As each anniversary passes, it feels more and more like borrowed grief. It seems almost ridiculous to recount where I was that day. I was safe. My family was safe. We were, in a word, untouched by what was happening.
And yet no one was untouched.
Or so we say as we all replay our role in that day in history. Where was I? I flew into Boston Logan an hour before some of terrorists flew out of that very airport. Does it matter? I was in no position to alter the course of history, nor were any of the other hundreds of people who walked the halls of that airport that morning, completely oblivious to the monsters walking amongst us. I wasn't in a position to become a hero. Was anyone who was in that airport that morning?

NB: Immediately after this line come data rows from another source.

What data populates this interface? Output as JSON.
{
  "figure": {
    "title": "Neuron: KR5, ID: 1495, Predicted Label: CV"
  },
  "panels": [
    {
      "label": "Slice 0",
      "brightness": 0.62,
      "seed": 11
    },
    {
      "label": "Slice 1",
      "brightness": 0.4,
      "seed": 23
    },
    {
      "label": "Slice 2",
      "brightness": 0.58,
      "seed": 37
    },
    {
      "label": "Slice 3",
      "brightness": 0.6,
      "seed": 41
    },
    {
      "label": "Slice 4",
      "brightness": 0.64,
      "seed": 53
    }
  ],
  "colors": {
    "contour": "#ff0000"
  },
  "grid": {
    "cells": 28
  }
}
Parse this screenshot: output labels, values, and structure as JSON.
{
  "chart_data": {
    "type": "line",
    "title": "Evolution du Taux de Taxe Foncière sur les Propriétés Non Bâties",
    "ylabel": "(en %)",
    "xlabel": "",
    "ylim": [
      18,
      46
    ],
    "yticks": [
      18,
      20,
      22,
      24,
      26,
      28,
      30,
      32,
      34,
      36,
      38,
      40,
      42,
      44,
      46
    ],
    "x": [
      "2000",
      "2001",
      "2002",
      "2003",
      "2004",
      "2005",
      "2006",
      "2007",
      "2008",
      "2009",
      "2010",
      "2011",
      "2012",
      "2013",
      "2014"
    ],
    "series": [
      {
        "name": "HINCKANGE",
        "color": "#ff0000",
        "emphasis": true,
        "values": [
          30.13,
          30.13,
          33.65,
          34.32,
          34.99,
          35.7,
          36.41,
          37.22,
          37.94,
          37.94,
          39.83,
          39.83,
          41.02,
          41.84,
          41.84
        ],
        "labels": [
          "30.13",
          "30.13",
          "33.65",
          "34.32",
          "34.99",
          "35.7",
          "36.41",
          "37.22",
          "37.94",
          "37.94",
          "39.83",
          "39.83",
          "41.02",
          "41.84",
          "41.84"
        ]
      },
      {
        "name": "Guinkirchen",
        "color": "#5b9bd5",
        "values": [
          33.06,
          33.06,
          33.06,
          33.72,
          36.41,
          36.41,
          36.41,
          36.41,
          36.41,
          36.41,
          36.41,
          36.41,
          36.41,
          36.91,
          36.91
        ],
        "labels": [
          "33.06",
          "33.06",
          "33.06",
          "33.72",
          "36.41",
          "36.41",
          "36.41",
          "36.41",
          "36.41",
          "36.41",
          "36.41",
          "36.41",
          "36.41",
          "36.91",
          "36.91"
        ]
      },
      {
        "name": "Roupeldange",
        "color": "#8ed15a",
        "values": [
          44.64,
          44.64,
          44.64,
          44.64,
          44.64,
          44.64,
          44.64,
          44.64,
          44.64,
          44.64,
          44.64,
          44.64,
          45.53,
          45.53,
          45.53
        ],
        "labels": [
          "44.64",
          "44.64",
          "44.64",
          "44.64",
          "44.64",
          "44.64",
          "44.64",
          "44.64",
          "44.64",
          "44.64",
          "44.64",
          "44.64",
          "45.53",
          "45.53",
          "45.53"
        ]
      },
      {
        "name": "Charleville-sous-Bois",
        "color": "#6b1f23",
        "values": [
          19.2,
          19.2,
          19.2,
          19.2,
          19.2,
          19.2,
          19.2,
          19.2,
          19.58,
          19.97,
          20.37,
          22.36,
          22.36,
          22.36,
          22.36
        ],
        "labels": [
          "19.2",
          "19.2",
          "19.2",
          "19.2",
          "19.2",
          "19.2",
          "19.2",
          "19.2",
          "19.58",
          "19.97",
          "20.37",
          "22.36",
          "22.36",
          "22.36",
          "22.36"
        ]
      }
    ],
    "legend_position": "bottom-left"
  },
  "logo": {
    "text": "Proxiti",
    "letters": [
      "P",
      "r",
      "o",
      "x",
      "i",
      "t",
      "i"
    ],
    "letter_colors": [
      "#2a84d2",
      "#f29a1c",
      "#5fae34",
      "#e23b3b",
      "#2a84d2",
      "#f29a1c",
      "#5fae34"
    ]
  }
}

When air transportation was suspended for an extended time, I had no choice but to drive home to Pittsburgh. The horror I felt as I drove past a still smoking New York City was real, but was it my horror to feel? I didn't have any sort of close relationship with anyone who was there that day. I knew people who died that day, but they weren't people I had spent a considerable amount of time thinking about until they were gone. I wouldn't have even known the haze I saw while driving by was the lingering effects of nightmares-come-true if not for the images on television. The images on television made it all so real, even as it wasn't my reality. I felt changed, but I didn't really know how.
My first inkling that not everyone was changed in the same way smacked me in the face just hours after the planes crashed. As a co-worker went on and on about how terrible traffic would be because of people leaving New York City, I just stood there stunned. She declared that she was in no mood to sit in bumper-to-bumper traffic for hours and all I could think was about how lucky she was that traffic was her biggest worry at the moment.
But, really, what did I have to worry about? I was safe. My family was safe.
Weeks later, more reminders that not everyone had changed in the same way were written in the body language of people in airports. I was a road warrior in those days, constantly traveling all over the country for work. The difference in reactions was significant depending on where I was in the country. A walk through La Guardia felt like a walk through a field of landmines. The fear was real. It was at the surface. Meanwhile, a walk through a Houston airport was filled with complaints about new security measures. I know there were people who felt the effects of 9/11 in a very real way in every part of the world, but you wouldn't have guessed it just by standing back and observing sometimes. It was just different on the East Coast. Very, very different.
Today, even the words "Never Forget" sound different depending on who says them. Sometimes they are a plea, a desperate cry for the remembrance of a loved one. Sometimes they sound genuine as they come from the mouth of someone who clearly wants to use the lessons of that day as a impetus for change. They want politicians to work together, people to unite, and humanity to do more and be better. Sometimes, though, the words come across as a lecture. They are empty words being thrown by someone who thinks they have all the answers. "We need to . . . " or "The country should . . . " usually follow, but the people who use the words as a way to make themselves feel superior to these invisible people who have allegedly forgotten what happened that day are hurtful . . . mean . . . spiteful.
And, really, no one has forgotten. Anyone who was alive that day and old enough to understand any aspect of it remembers. We all remember. We all grieve.
Sometimes the grief is borrowed, but that doesn't make it any less real.